Getting Creative for Candlemas

        When we first started exploring the liturgical year of the Christian church, one of my favorite things to learn about were the old holidays that you just dont hear about any more, with lovely lyrical names straight out of a Jane Austen novel. One of these lovely old holidays is today— Candlemas!
  Candlemas– “candlemus”– in your best old English accent— celebrates the presentation of the baby Jesus at the temple and the purification of the Virgin Mary. As the story goes, St. Simeon and Anna recognize the infant as the longed for Messiah, the ‘light of the world’ in human form.
   Old tradition holds that this day is the day people would bring their candles to the church to be blessed by their priest. The candles, so special and blessed, were supposed to be able to ward of any ghosts or goblins which might be roaming the hillsides, and keep the little cottages safe and under God’s protection. 
   There is no better sign of safety and warmth than a candle in the window, is there not? And in this time, as winter wanes but spring is not yet here, Candlemas ushers in the promise of Lent and later, Easter.

    If you’ve got little ones who you’d like to explore this old Holy Day with, a fun activity that is easy to do is create your own candles! This year I’ve partnered with the Anglican living blog The Homely Hours to offer this fun printable of The Blessed Mother presenting Jesus to Simeon, framed with snowdrops.

   The coloring page is available FREE to download HERE and you can print it out on sticker paper to adhere to a plain votive (which you can usually find at your local grocery store or dollar store) or if you’d rather, modge podge the finished image to the votive glass!

  Artist Bley Hack from Esther Bley has also offered up a beautiful ready-to-use Candlemas image that is so lovely and will look pretty displayed all year long. I just fell in love with her design!

  If you’d like more information on Anglican Candlemas, The Homely Hours has this great post.
For Candlemas information within other traditions you can visit Carrots for Michaelmas for a Roman Catholic perspective and The Greek Orthodox Diocese of America for the Orthodox Christian perspective. 

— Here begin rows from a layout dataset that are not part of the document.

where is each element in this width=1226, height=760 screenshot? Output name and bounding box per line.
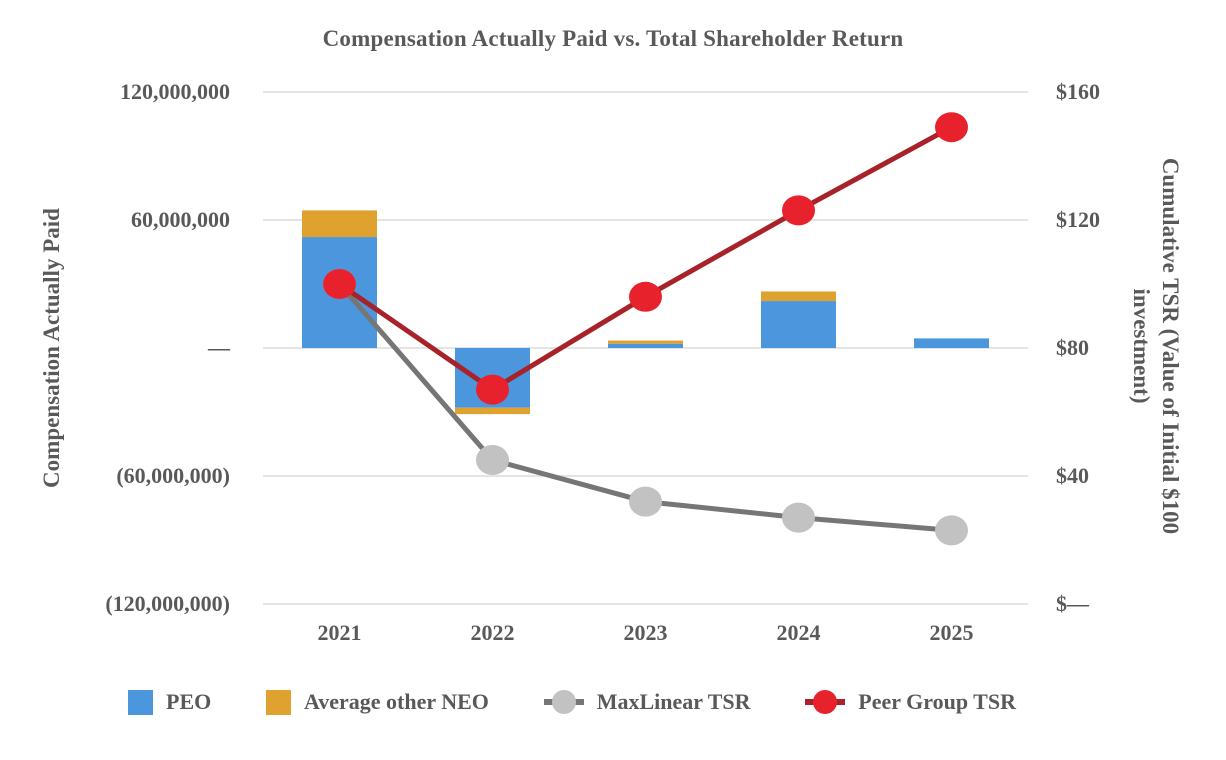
legend: PEO Average other NEO MaxLinear TSR Peer… (128, 688, 1016, 716)
point-peer-group-tsr-2023 (629, 281, 662, 312)
x-axis-tick-label: 2021 (317, 620, 362, 645)
point-peer-group-tsr-2024 (782, 195, 815, 226)
x-axis-tick-label: 2024 (776, 620, 821, 645)
legend-label-maxlinear-tsr: MaxLinear TSR (596, 689, 751, 714)
bar-average-other-neo-2023 (608, 340, 683, 344)
point-peer-group-tsr-2025 (935, 112, 968, 143)
point-maxlinear-tsr-2023 (629, 486, 662, 517)
legend-item-peer-group-tsr: Peer Group TSR (805, 689, 1016, 715)
bar-peo-2023 (608, 343, 683, 348)
point-maxlinear-tsr-2025 (935, 515, 968, 546)
average-other-neo-swatch (266, 689, 291, 715)
line-peer-group-tsr (338, 125, 953, 393)
bar-average-other-neo-2024 (761, 291, 836, 302)
point-peer-group-tsr-2022 (476, 374, 509, 405)
y-axis-left-tick-label: 120,000,000 (120, 79, 230, 104)
y-axis-right-tick-label: $160 (1056, 79, 1100, 104)
legend-label-average-other-neo: Average other NEO (304, 689, 489, 714)
y-axis-left-tick-label: (120,000,000) (105, 591, 230, 616)
peo-swatch (128, 689, 153, 715)
bar-average-other-neo-2021 (302, 210, 377, 238)
legend-label-peer-group-tsr: Peer Group TSR (858, 689, 1016, 714)
y-axis-left-tick-label: — (208, 335, 230, 360)
y-axis-right-tick-label: $— (1056, 591, 1089, 616)
maxlinear-tsr-dot-icon (551, 690, 576, 714)
y-axis-right-tick-label: $40 (1056, 463, 1089, 488)
x-axis-tick-label: 2025 (929, 620, 974, 645)
bar-average-other-neo-2022 (455, 407, 530, 415)
y-axis-right-tick-label: $120 (1056, 207, 1100, 232)
y-axis-left-tick-label: (60,000,000) (116, 463, 230, 488)
legend-item-maxlinear-tsr: MaxLinear TSR (543, 689, 751, 715)
chart-title: Compensation Actually Paid vs. Total Sha… (322, 26, 904, 51)
y-axis-right-tick-label: $80 (1056, 335, 1089, 360)
peer-group-tsr-marker-icon (805, 690, 846, 714)
x-axis-tick-label: 2022 (470, 620, 515, 645)
legend-item-average-other-neo: Average other NEO (266, 689, 489, 715)
point-maxlinear-tsr-2022 (476, 445, 509, 475)
bar-peo-2025 (914, 338, 989, 348)
legend-item-peo: PEO (128, 689, 211, 715)
maxlinear-tsr-marker-icon (543, 690, 584, 714)
x-axis-tick-label: 2023 (623, 620, 668, 645)
point-maxlinear-tsr-2024 (782, 502, 815, 533)
point-peer-group-tsr-2021 (323, 269, 356, 299)
bar-peo-2024 (761, 301, 836, 348)
y-axis-left-tick-label: 60,000,000 (131, 207, 230, 232)
peer-group-tsr-dot-icon (813, 690, 838, 714)
legend-label-peo: PEO (166, 689, 212, 714)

  All in all, its a lovely little day that I hope you enjoy as much as I do!~
~H

3 thoughts on “Getting Creative for Candlemas

  1. Candlemas is one of the most charming and little-known church year celebrations. It's so little-known that I celebrate it alone each year 🙂 with a candlelit service at home. Last year, I drew a Candlemas program sheet for the service; I've had it sitting on my desk ever since. There is something so special there….Judging from your lovely drawing, you must know that snowdrops are also called Candlemas Bells. Elizabeth Goudge could probably hear them ringing as the Savior walked by…I read somewhere yesterday (in The Child From the Sea) that the bell flowers no longer ring when you take them inside, but it's still worth it to so do.